Je me suis frénétiquement réveillé dans la mauvaise saison.

Ton pied pend en dehors de la couverture et comme un phare à la lune dirige ses rayons pour un atterrissage sûr, il y a une pulsation sur ton coup de pied.

Tout le reste c’est la nuit, mais ton pied, la lune, mes yeux,

Ce qui m’a réveillé, c’est la pâleur de ta peau.

3

Deux abeilles sont en train de se battre ou de se séduire;

Je ne saurais pas dire lequel des deux.

Le sol est couvert de fleurs, doux comme les ailes d’un bébé chauve-souris.

Nous sommes assis au milieu de tout cela.

Notre dos appuie fort contre le magnolia aux fleurs de tulipes .

Tes paroles divaguent/dérivent comme des fleurs autour de mes oreilles.

4

Cela ne m’a pas pris trop longtemps.

J’ai pensé que je m’étais endormie.

Mais ta main court sur ma hanche.

Cinq secondes ont suffi

pour changer la couleur des feuilles, l’odeur de la terre, la forme des étoiles.

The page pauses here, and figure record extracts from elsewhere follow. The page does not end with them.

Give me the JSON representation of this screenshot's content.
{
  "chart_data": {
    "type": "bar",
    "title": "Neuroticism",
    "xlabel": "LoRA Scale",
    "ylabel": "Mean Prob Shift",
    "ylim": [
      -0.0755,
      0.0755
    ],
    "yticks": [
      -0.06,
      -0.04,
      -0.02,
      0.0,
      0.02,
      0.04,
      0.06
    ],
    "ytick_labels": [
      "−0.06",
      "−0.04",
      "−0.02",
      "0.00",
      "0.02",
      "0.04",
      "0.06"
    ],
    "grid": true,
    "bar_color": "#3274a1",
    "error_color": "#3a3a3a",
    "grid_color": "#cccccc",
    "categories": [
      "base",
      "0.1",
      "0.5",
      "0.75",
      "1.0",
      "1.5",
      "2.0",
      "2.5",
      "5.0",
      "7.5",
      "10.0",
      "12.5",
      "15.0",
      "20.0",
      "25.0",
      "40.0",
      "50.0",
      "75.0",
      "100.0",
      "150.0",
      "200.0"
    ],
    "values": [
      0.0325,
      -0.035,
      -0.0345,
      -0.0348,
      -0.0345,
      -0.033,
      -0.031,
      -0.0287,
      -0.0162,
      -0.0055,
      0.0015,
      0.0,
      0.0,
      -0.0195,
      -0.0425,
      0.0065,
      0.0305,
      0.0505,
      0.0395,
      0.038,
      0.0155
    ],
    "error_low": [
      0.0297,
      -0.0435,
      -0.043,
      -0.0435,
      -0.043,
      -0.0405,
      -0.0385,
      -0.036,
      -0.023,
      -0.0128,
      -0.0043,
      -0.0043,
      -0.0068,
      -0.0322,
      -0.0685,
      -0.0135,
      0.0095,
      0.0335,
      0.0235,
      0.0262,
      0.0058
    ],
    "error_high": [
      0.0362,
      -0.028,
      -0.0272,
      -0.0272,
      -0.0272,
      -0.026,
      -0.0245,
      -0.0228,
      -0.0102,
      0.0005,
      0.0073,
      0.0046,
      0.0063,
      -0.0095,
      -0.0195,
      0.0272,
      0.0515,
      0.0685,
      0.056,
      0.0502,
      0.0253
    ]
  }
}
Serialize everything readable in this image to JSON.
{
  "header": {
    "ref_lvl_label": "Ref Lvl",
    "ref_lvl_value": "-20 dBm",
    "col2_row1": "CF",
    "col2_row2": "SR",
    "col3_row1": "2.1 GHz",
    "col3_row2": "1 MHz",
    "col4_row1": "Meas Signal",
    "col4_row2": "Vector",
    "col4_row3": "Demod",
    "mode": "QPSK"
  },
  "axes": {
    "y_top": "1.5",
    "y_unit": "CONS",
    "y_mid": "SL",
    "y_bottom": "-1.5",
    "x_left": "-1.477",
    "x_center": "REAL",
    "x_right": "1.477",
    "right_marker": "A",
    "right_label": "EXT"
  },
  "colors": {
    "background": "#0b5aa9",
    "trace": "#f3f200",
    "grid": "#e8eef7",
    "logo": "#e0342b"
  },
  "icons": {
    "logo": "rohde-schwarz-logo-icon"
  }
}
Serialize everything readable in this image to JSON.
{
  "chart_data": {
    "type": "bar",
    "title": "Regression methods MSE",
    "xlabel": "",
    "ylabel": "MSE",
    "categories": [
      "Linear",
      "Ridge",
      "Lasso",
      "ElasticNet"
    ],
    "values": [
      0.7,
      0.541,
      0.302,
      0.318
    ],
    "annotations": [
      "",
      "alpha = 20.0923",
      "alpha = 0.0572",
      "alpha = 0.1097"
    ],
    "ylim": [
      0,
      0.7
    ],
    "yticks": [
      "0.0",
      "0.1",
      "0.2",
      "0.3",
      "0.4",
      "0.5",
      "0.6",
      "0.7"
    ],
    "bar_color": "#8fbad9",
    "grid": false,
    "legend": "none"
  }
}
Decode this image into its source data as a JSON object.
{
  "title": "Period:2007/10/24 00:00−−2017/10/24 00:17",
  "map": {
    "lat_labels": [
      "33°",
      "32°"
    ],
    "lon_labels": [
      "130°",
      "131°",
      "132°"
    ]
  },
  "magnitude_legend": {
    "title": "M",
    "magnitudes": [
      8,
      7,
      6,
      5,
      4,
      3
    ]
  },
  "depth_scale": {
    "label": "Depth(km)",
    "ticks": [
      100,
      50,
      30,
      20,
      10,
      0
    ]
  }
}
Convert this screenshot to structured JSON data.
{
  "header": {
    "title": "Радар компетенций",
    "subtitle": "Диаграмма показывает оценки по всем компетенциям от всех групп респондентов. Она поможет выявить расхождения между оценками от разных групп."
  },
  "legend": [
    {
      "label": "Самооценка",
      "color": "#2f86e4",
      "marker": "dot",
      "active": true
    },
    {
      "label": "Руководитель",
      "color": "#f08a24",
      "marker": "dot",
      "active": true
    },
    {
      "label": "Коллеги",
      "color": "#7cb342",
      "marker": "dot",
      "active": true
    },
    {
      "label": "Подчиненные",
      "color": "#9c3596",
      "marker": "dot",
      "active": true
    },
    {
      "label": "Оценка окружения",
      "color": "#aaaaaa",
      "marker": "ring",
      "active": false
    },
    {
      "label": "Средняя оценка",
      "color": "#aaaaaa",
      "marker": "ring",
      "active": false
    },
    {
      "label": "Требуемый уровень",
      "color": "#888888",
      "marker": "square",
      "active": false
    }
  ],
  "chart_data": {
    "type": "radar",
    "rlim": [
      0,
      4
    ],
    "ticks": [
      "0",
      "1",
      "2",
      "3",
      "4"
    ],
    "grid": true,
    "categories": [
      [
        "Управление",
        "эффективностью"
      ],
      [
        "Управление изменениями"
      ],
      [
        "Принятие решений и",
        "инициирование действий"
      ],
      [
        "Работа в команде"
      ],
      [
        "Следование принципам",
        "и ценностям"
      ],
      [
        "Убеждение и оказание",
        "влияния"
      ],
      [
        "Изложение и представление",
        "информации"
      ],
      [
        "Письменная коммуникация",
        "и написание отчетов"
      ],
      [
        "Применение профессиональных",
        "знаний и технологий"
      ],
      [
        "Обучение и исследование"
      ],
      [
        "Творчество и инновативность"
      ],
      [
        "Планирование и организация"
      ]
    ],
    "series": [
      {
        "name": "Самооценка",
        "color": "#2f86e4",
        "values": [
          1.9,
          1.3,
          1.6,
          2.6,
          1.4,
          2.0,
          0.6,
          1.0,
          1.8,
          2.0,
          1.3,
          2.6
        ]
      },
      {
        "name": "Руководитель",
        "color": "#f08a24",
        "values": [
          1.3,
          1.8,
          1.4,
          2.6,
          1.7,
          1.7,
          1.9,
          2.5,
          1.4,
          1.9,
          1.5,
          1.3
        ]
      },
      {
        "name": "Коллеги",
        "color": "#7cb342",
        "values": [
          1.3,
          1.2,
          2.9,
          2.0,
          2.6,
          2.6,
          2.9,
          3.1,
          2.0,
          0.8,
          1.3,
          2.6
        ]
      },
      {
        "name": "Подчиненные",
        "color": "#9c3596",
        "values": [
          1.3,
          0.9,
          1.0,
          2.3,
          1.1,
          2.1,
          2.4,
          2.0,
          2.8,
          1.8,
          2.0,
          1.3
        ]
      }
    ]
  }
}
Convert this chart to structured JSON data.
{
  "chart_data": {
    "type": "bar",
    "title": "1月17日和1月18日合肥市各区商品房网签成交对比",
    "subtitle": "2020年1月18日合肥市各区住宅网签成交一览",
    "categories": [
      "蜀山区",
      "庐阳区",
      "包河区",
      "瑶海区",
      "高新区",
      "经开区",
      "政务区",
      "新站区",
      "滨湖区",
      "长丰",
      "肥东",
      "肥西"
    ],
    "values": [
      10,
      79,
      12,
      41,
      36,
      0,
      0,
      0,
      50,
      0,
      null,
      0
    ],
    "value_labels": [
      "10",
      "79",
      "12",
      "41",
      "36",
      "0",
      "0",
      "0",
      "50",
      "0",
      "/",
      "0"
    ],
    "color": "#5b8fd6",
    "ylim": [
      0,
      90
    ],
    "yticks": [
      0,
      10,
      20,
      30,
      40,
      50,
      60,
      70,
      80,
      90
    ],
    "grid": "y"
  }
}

Je suis réveillé maintenant, pour toujours.

La lune est une compagnie.

Sa seule consolation : une pâleur bleue sur mon corps

Où je frôle ta main pour projeter encore une ombre.

5

Tout le monde dit qu’il a neigé la nuit dernière

Mais je sais que c’est le blanc de ton amour

Qui souffle à travers mes paupières

Sur lesquelles tes lèvres ont l’habitude de se reposer.

Un arbre désorienté qui propulse une de ses branches vertes,

Protège ses quelques feuilles flétries

Et ne les libèrera pas de la neige.

L’arbre pas du tout vert, mais à moitié vert:

Comme nous, nos pieds font voler les blanches tempêtes de neige.

Nos chevilles mouillées au-dessus des traces de neige.

Voici ce que je veux tenir:

Une branche verte sur un arbre en hibernation.

Il courbait, doucement quand je l’effleurais

6

Des mains sous l’eau sur mon corps,

Les doux doigts flottent sans friction,

Comme un poisson qui m’effleurerait et qui rapidement nagerait au loin.

Les vagues clapotent.

Tes mains ne peuvent se reposer,

Elles ne trouvent aucune prise.

Je suis sur le point d’aller sous l’eau.

Tu m’as seulement touchée une fois sous l’eau.

Mais voilà comment/pourquoi je m’en souviens toujours :

Tes mains ont glissé loin…

7

Des cordites vous entouraient.

Des caps ont éclaté dans mon cœur.

Le jour où nous avons eu des boules de feu dans nos bouches.

Langues rouges, tambours dangereux,

Nos petites batailles ont fait jaillir des chandelles romaines (autre explosif ou bombe).

Maintenant tu traverses la rue vers moi,

À travers un nuage de poudre à canon,

Le bataillon garde la forteresse de mon cœur.

8

S’allonger et pleurer.

Les larmes couleront dans tes oreilles.

Tes mots, mes mots,

Le plafond blanc, et mes oreilles sont humides, froides.

Voilà ce que m’ont fait tes paroles.